The trees identified for removal ranged in height from 50 to 80 feet and have an estimated weight of 3 to 6 tons depending on the size of the individual tree. More than $18,000 was spent on studies and peer reviews involving three different professional arborists who are all certified by the International Society of Arborists (ISA). During the studies, scientific techniques were employed to gather information about the internal health of the trees, including resistograph and sonic tomograph testing to measure internal decay. This process resulted in a clear consensus to replace two trees (one on Broadway and one on Glenneyre).
Two trees located on Mermaid Street had one arborist documenting that the risk to the public was “high” and not appropriate given the proximity and frequency of people, vehicles and structures around the areas where the trees could fall. The other arborist thought that trimming the crown and removing limbs on the trees could reduce, but not eliminate, the danger levels to “moderate” or “low.” Given the stakes involved, the decision was made to protect the public and remove the trees.
The results of all tests were made available to the public and discussed at the Dec. 11, 2018, City Council meeting.

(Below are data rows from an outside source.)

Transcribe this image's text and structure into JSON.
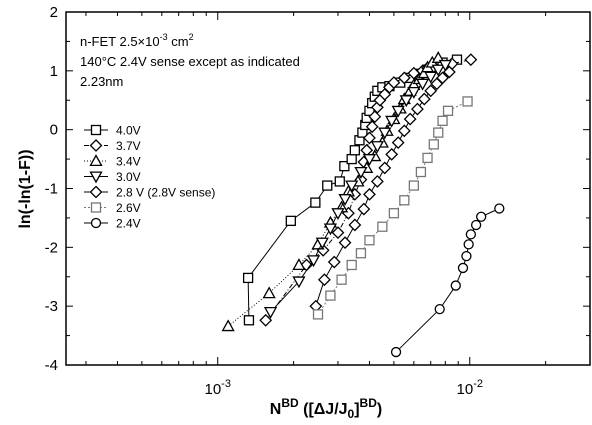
{
  "chart_data": {
    "type": "scatter",
    "title": "",
    "xlabel": {
      "main": "N",
      "sup1": "BD",
      "mid": " ([ΔJ/J",
      "sub": "0",
      "end": "]",
      "sup2": "BD",
      "close": ")"
    },
    "ylabel": "ln(-ln(1-F))",
    "xscale": "log",
    "xlim": [
      0.00025,
      0.03
    ],
    "ylim": [
      -4,
      2
    ],
    "x_major_ticks": [
      {
        "value": 0.001,
        "base": "10",
        "exp": "-3"
      },
      {
        "value": 0.01,
        "base": "10",
        "exp": "-2"
      }
    ],
    "y_ticks": [
      "-4",
      "-3",
      "-2",
      "-1",
      "0",
      "1",
      "2"
    ],
    "annotations": {
      "line1": {
        "pre": "n-FET 2.5×10",
        "sup": "-3",
        "post": " cm",
        "sup2": "2"
      },
      "line2": "140°C  2.4V sense except as indicated",
      "line3": "2.23nm"
    },
    "legend_position": "left",
    "series": [
      {
        "name": "4.0V",
        "marker": "square",
        "dash": "",
        "points": [
          [
            0.00133,
            -3.24
          ],
          [
            0.00132,
            -2.52
          ],
          [
            0.00195,
            -1.55
          ],
          [
            0.00244,
            -1.24
          ],
          [
            0.00272,
            -0.95
          ],
          [
            0.00305,
            -0.88
          ],
          [
            0.00318,
            -0.62
          ],
          [
            0.0034,
            -0.5
          ],
          [
            0.0035,
            -0.35
          ],
          [
            0.00365,
            -0.18
          ],
          [
            0.00375,
            -0.05
          ],
          [
            0.00385,
            0.08
          ],
          [
            0.0039,
            0.2
          ],
          [
            0.004,
            0.32
          ],
          [
            0.0041,
            0.45
          ],
          [
            0.0042,
            0.56
          ],
          [
            0.0043,
            0.66
          ],
          [
            0.0045,
            0.72
          ],
          [
            0.0048,
            0.74
          ],
          [
            0.0053,
            0.8
          ],
          [
            0.0058,
            0.88
          ],
          [
            0.0063,
            0.95
          ],
          [
            0.0068,
            1.02
          ],
          [
            0.0073,
            1.08
          ],
          [
            0.0078,
            1.14
          ],
          [
            0.0089,
            1.19
          ]
        ]
      },
      {
        "name": "3.7V",
        "marker": "diamond",
        "dash": "5,2,1,2",
        "points": [
          [
            0.00155,
            -3.24
          ],
          [
            0.00225,
            -2.3
          ],
          [
            0.00262,
            -2.05
          ],
          [
            0.003,
            -1.75
          ],
          [
            0.0033,
            -1.42
          ],
          [
            0.0035,
            -1.1
          ],
          [
            0.0037,
            -0.85
          ],
          [
            0.0038,
            -0.55
          ],
          [
            0.0039,
            -0.35
          ],
          [
            0.004,
            -0.14
          ],
          [
            0.0041,
            0.05
          ],
          [
            0.0042,
            0.22
          ],
          [
            0.0043,
            0.38
          ],
          [
            0.0044,
            0.5
          ],
          [
            0.0046,
            0.6
          ],
          [
            0.0048,
            0.72
          ],
          [
            0.005,
            0.8
          ],
          [
            0.0055,
            0.88
          ],
          [
            0.006,
            0.96
          ],
          [
            0.0065,
            1.0
          ],
          [
            0.0068,
            1.05
          ],
          [
            0.0072,
            1.07
          ],
          [
            0.0085,
            1.12
          ],
          [
            0.0101,
            1.19
          ]
        ]
      },
      {
        "name": "3.4V",
        "marker": "triangle-up",
        "dash": "1,2",
        "points": [
          [
            0.0011,
            -3.34
          ],
          [
            0.0016,
            -2.78
          ],
          [
            0.0021,
            -2.3
          ],
          [
            0.0025,
            -1.95
          ],
          [
            0.0028,
            -1.58
          ],
          [
            0.0031,
            -1.32
          ],
          [
            0.0033,
            -1.05
          ],
          [
            0.0036,
            -0.88
          ],
          [
            0.0039,
            -0.65
          ],
          [
            0.0042,
            -0.45
          ],
          [
            0.0045,
            -0.22
          ],
          [
            0.0047,
            -0.02
          ],
          [
            0.005,
            0.18
          ],
          [
            0.0053,
            0.36
          ],
          [
            0.0055,
            0.52
          ],
          [
            0.0058,
            0.66
          ],
          [
            0.006,
            0.76
          ],
          [
            0.0063,
            0.86
          ],
          [
            0.0066,
            0.96
          ],
          [
            0.0068,
            1.06
          ],
          [
            0.0071,
            1.14
          ],
          [
            0.0075,
            1.22
          ]
        ]
      },
      {
        "name": "3.0V",
        "marker": "triangle-down",
        "dash": "",
        "points": [
          [
            0.00162,
            -3.1
          ],
          [
            0.0021,
            -2.58
          ],
          [
            0.0024,
            -2.22
          ],
          [
            0.0026,
            -1.92
          ],
          [
            0.0028,
            -1.68
          ],
          [
            0.003,
            -1.42
          ],
          [
            0.0032,
            -1.18
          ],
          [
            0.0034,
            -0.95
          ],
          [
            0.0037,
            -0.72
          ],
          [
            0.004,
            -0.5
          ],
          [
            0.0043,
            -0.28
          ],
          [
            0.0046,
            -0.05
          ],
          [
            0.0049,
            0.15
          ],
          [
            0.0052,
            0.32
          ],
          [
            0.0056,
            0.5
          ],
          [
            0.006,
            0.64
          ],
          [
            0.0065,
            0.78
          ],
          [
            0.007,
            0.9
          ],
          [
            0.0075,
            1.02
          ],
          [
            0.008,
            1.1
          ]
        ]
      },
      {
        "name": "2.8 V (2.8V sense)",
        "marker": "diamond",
        "dash": "",
        "points": [
          [
            0.00245,
            -3.0
          ],
          [
            0.00265,
            -2.55
          ],
          [
            0.0029,
            -2.25
          ],
          [
            0.0032,
            -1.92
          ],
          [
            0.0035,
            -1.62
          ],
          [
            0.0038,
            -1.35
          ],
          [
            0.004,
            -1.1
          ],
          [
            0.0043,
            -0.88
          ],
          [
            0.0046,
            -0.65
          ],
          [
            0.0049,
            -0.42
          ],
          [
            0.0052,
            -0.22
          ],
          [
            0.0055,
            -0.02
          ],
          [
            0.0058,
            0.18
          ],
          [
            0.0062,
            0.35
          ],
          [
            0.0066,
            0.52
          ],
          [
            0.007,
            0.66
          ],
          [
            0.0074,
            0.78
          ],
          [
            0.0078,
            0.88
          ],
          [
            0.0083,
            0.98
          ]
        ]
      },
      {
        "name": "2.6V",
        "marker": "square",
        "dash": "2,2",
        "points": [
          [
            0.0025,
            -3.14
          ],
          [
            0.0028,
            -2.82
          ],
          [
            0.0031,
            -2.55
          ],
          [
            0.0034,
            -2.3
          ],
          [
            0.0037,
            -2.1
          ],
          [
            0.004,
            -1.88
          ],
          [
            0.0045,
            -1.65
          ],
          [
            0.005,
            -1.42
          ],
          [
            0.0055,
            -1.2
          ],
          [
            0.006,
            -0.95
          ],
          [
            0.0064,
            -0.72
          ],
          [
            0.0068,
            -0.48
          ],
          [
            0.0072,
            -0.25
          ],
          [
            0.0075,
            -0.05
          ],
          [
            0.0078,
            0.15
          ],
          [
            0.0082,
            0.32
          ],
          [
            0.0098,
            0.48
          ]
        ]
      },
      {
        "name": "2.4V",
        "marker": "circle",
        "dash": "",
        "points": [
          [
            0.0051,
            -3.78
          ],
          [
            0.0076,
            -3.05
          ],
          [
            0.0088,
            -2.65
          ],
          [
            0.0094,
            -2.35
          ],
          [
            0.0097,
            -2.15
          ],
          [
            0.0099,
            -1.95
          ],
          [
            0.0101,
            -1.78
          ],
          [
            0.0106,
            -1.62
          ],
          [
            0.0111,
            -1.48
          ],
          [
            0.0131,
            -1.34
          ]
        ]
      }
    ]
  }
}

On July 16, 2018, a 35-foot eucalyptus tree in front of 580 Broadway suddenly fell on the road, smashed a parked car and also hit a travelling car. Fortunately, no one was hurt, but it serves as a reminder that decaying trees can be a threat to public safety and that is something the City of Laguna Beach takes very seriously.
City staff is pleased to be planting 30 new trees in vacant tree wells in the downtown area. The City is evaluating different tree well treatments (brick, grates, or permeable bark) and will consider the appropriate tree well treatments along with other possible improvements to lighting, streets, trash enclosures, parking, etc. It makes sense that time is taken to coordinate future improvements to ensure that they complement each other, and that construction-related disruptions are minimized.
Removing trees that have been a part of our community’s canopy for years is not something any of us like to do. However, when faced with expert recommendations and scientific information that the trees are not safe, the City must always act to protect the public.
John Pietig is the city manager of Laguna Beach.